First, you read the CSV and RDS from the first version of the exam:
eval1 <- read.csv2("/path/to/first/nops_eval.csv", dec = ".")
metainfo1 <- readRDS("/path/to/first/exam.rds")
Then, you only extract the check.*
columns and use the exercise file names as column names.
eval1 <- eval1[, paste0("check.", 1:length(metainfo1[[1]]))]
names(eval1) <- sapply(metainfo1[[1]], function(x) x$metainfo$file)
I'm using $file
here because it is always unique across exercises. If $name
is also unique in your case and has the better labels, you can also use that instead.
Then you do the same for the second version of the exam:
eval2 <- read.csv2("/path/to/second/nops_eval.csv", dec = ".")
metainfo2 <- readRDS("/path/to/second/exam.rds")
eval2 <- eval2[, paste0("check.", 1:length(metainfo2[[1]]))]
names(eval2) <- sapply(metainfo2[[1]], function(x) x$metainfo$file)
If the same exercises have been used in the construction of the two version, the column names of eval1
and eval2
are the same, just in a different order. Then you can simply do
eval2 <- eval2[, names(eval1)]
to reorder the columns of eval2
to match those of eval1
. Subsequently, you can do:
eval <- rbind(eval1, eval2)
If you have more than two versions of the exam, you just iterate the same code and rbind()
everything together in the end.
Similar code can also be used if the exercises are just partially overlapping between the versions of the exercise.
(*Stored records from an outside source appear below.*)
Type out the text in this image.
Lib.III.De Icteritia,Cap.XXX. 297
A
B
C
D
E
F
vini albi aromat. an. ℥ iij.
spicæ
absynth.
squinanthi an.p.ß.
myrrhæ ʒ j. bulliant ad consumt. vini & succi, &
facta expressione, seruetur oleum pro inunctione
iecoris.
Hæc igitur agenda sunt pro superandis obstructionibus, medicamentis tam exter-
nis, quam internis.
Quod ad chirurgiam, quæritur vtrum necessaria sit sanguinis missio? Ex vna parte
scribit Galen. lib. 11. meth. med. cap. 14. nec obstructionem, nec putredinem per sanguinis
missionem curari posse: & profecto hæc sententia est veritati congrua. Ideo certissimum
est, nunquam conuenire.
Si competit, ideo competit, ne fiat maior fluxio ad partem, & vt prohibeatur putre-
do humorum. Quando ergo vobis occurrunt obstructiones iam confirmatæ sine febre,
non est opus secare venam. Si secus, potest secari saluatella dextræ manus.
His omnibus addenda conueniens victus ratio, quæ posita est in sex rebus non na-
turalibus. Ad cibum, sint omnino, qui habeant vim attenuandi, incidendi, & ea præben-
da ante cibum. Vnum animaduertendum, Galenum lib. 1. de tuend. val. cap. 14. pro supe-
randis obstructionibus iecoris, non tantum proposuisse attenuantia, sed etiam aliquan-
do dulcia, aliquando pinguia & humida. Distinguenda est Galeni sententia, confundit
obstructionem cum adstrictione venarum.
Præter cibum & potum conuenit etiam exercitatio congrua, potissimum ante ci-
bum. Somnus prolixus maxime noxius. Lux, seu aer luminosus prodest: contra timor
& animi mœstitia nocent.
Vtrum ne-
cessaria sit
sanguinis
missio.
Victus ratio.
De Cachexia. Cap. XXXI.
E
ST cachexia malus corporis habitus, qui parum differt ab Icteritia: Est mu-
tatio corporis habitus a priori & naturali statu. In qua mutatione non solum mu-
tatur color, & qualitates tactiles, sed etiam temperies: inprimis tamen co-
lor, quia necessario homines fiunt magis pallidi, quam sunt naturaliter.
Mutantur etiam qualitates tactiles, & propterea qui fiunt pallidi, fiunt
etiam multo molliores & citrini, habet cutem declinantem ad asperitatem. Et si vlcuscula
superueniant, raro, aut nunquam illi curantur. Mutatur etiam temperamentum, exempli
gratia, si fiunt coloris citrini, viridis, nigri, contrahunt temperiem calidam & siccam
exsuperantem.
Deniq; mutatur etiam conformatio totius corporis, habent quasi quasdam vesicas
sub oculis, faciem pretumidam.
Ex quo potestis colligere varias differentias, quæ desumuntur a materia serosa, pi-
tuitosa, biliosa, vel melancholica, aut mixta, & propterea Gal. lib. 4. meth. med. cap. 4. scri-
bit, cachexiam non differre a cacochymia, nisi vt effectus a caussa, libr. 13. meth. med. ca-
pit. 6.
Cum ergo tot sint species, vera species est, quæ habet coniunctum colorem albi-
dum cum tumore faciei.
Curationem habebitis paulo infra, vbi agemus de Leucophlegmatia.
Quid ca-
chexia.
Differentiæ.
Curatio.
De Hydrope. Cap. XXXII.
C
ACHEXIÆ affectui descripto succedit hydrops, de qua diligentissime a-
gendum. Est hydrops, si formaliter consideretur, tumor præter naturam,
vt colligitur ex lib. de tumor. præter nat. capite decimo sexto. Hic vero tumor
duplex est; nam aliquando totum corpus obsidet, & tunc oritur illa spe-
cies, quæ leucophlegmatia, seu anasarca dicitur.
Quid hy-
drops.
In that case I first construct a large enough NA
matrix with the merged exercise file names and then insert the results:
n1 <- nrow(eval1)
n2 <- nrow(eval2)
nam <- unique(c(names(eval1), names(eval2)))
eval <- matrix(NA, nrow = n1 + n2, ncol = length(nam))
colnames(eval) <- nam
eval[1:n1, names(eval1)] <- as.matrix(eval1)
eval[(n1 + 1):(n1 + n2), names(eval2)] <- as.matrix(eval2)
Again you would need to iterate suitably to merge more than two versions.
In either case the resulting eval
could then be processed further to become the IRT matrix for subsquent analysis.